Работница или служащая, занятая этим, смотрит – держа стекло в пальцах – на улицу, а там, конечно же, тоже падает снег, и это – то, что за окном, – тоже называется Рождеством.

Работница склеивает шары, ей хочется потянуться, пошевелить пальчиками ног в постели; на выпуклых стеклах остаются отпечатки ее ладоней, каждый час она идет покурить в коридор и вздыхает, думая о том, что возиться с открытками с "майн либер Аугустин" внутри – куда проще, а первые три такта музычки, запечатываемой ею в согнутый пополам картон, уже у нее в голове, как маленький хрящик.

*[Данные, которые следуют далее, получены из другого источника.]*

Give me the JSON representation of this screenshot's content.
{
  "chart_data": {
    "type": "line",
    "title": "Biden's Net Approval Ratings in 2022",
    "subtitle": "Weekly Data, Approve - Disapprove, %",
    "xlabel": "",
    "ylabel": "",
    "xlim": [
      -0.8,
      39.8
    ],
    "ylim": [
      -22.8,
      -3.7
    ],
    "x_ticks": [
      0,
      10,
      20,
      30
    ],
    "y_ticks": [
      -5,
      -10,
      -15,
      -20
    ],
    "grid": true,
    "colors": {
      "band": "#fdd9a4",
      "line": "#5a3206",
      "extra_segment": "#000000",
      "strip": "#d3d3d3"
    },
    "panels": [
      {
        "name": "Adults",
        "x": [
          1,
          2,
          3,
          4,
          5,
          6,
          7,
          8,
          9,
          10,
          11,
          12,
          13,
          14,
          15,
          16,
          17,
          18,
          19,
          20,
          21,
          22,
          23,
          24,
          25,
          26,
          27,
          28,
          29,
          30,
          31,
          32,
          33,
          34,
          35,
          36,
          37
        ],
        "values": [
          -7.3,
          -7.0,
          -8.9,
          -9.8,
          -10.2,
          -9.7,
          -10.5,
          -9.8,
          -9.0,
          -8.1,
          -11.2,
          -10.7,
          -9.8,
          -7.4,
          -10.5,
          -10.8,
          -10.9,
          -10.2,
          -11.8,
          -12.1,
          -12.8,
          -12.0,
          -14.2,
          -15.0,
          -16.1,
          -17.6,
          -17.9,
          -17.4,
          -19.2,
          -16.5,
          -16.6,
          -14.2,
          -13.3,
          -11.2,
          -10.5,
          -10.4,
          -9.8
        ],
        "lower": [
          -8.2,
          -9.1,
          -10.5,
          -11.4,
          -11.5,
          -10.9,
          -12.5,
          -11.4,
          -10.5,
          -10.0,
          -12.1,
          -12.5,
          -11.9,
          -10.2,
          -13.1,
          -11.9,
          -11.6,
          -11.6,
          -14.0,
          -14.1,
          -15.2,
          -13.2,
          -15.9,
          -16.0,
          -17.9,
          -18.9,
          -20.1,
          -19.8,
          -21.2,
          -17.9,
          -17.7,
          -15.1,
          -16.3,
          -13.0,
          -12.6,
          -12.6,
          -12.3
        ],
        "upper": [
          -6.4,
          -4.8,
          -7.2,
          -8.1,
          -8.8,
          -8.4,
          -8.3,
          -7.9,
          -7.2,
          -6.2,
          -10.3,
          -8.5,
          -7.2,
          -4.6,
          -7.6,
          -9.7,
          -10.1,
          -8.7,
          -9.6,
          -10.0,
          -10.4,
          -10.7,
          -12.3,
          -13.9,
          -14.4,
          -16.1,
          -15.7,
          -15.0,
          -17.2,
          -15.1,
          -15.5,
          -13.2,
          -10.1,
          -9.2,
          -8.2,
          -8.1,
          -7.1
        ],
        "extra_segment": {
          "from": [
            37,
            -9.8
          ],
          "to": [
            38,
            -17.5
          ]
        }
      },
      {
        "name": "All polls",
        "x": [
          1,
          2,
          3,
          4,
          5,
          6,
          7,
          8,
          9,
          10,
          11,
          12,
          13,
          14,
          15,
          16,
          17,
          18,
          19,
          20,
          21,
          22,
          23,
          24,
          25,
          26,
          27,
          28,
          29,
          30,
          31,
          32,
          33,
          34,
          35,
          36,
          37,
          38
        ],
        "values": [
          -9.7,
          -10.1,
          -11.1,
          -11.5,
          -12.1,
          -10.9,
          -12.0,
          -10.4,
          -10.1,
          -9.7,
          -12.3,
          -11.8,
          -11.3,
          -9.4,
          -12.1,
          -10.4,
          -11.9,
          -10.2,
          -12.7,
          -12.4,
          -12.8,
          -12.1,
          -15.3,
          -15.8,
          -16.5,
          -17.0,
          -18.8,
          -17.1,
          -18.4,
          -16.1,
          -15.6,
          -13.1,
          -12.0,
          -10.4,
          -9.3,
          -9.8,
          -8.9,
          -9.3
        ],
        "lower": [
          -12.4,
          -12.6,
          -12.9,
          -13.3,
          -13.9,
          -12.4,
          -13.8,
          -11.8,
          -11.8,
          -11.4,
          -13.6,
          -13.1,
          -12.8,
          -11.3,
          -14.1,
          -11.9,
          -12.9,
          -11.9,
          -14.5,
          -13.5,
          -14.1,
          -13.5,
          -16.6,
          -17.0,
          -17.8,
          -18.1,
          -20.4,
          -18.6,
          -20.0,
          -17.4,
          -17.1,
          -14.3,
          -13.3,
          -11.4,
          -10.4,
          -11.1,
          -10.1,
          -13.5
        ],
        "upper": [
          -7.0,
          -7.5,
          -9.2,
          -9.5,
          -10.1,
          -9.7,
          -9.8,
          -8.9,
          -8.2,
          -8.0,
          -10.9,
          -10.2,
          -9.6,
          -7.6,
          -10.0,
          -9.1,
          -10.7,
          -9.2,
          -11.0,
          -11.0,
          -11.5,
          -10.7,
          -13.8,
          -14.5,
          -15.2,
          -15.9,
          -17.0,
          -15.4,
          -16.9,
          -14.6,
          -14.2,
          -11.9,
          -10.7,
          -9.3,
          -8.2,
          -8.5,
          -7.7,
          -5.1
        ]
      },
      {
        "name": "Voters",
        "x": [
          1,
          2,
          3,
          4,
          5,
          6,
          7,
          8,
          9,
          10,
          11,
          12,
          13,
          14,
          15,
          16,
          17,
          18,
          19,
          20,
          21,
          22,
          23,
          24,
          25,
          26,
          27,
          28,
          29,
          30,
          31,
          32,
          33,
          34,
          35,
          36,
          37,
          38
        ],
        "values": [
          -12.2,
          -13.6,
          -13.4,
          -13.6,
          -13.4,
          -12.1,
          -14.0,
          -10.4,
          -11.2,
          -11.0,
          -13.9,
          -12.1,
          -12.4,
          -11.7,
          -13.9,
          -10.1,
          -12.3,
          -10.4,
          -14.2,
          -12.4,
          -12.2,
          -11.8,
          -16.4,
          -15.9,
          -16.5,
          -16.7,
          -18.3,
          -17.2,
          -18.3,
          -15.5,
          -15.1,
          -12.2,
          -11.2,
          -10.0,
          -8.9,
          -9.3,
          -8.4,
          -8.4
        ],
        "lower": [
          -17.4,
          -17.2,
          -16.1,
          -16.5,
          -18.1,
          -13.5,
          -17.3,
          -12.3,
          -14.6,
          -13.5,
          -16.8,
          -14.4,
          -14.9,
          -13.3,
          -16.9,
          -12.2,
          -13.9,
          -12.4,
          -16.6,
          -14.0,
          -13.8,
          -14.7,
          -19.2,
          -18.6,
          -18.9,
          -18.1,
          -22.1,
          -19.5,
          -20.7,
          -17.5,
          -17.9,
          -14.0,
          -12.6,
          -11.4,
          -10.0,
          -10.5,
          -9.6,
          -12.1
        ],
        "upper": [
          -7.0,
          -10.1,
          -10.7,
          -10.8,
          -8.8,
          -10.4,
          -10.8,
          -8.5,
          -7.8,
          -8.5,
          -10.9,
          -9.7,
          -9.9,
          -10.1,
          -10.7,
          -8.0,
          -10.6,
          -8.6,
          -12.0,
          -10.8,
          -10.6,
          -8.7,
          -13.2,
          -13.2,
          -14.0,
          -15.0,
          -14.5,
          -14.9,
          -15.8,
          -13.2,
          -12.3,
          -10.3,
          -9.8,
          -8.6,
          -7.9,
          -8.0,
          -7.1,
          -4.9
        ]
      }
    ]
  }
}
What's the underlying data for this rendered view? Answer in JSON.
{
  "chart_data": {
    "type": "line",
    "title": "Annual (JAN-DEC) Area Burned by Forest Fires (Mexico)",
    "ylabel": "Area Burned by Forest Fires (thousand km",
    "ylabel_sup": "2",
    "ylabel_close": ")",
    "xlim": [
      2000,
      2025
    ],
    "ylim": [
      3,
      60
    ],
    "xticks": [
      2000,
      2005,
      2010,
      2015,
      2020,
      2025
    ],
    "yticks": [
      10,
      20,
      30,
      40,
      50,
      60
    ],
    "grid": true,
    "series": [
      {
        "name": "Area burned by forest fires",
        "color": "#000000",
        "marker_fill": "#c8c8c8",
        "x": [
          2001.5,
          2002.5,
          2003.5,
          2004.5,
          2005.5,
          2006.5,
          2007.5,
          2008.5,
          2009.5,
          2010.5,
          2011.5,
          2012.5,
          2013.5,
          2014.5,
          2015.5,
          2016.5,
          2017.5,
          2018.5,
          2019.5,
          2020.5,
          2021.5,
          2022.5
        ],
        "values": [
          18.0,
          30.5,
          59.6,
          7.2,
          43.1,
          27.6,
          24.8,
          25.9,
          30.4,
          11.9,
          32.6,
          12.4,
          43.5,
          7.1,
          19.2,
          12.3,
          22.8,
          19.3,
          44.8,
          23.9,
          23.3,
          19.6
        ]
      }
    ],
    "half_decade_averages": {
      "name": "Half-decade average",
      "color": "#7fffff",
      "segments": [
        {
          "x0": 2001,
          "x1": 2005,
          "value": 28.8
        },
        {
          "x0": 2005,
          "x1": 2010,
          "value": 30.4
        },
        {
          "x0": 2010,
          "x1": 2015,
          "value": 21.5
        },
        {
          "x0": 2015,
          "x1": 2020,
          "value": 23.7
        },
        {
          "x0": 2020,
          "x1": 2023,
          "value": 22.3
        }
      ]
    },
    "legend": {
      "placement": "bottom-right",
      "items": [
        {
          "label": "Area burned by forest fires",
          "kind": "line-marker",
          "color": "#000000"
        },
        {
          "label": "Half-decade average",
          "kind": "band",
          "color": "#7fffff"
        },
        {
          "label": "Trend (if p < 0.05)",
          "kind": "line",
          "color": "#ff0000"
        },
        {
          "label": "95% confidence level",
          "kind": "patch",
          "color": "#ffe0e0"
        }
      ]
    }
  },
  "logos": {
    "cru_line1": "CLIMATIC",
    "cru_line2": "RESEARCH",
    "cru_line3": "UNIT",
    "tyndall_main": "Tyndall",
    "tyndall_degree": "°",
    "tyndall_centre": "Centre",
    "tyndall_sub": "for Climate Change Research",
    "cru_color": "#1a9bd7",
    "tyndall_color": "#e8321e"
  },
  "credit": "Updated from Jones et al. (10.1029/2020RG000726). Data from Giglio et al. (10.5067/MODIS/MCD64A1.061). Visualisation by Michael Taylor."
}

Она курит на лестнице, сквозняк заползает ей под платье, чуть вздымает подол, и ей мнится, что она на подиуме, как модель, видящая перед собой лишь узкую белую дорожку, парящую в темной высоте – метрах в пятидесяти от пола, ей-богу! И, опешив, она спотыкается, дергается и просыпается, хрустальный шарик выскальзывает и разбегается мелкими прозрачными человечками, рассыпается нафталинным снегом, петух, слетевший с кирхи, клюет чужие светящиеся зернышки, и тут, добрым папой, к ней подходит синещекий усатый мастер и укоризненно молчит ей в затылок: "Ах, фройляйн Эльза, до Рождества ж еще целых два дня..."

IV

Когда луну накроют облака, все тени отойдут от стен и расползутся врассыпную, торопясь своими медленными изгибами, по-пластунски став листиками бумаги, повторяющей складки почвы, и расползутся, разлетятся по канавам на обочинах. Три-четыре шелеста, и – нет их.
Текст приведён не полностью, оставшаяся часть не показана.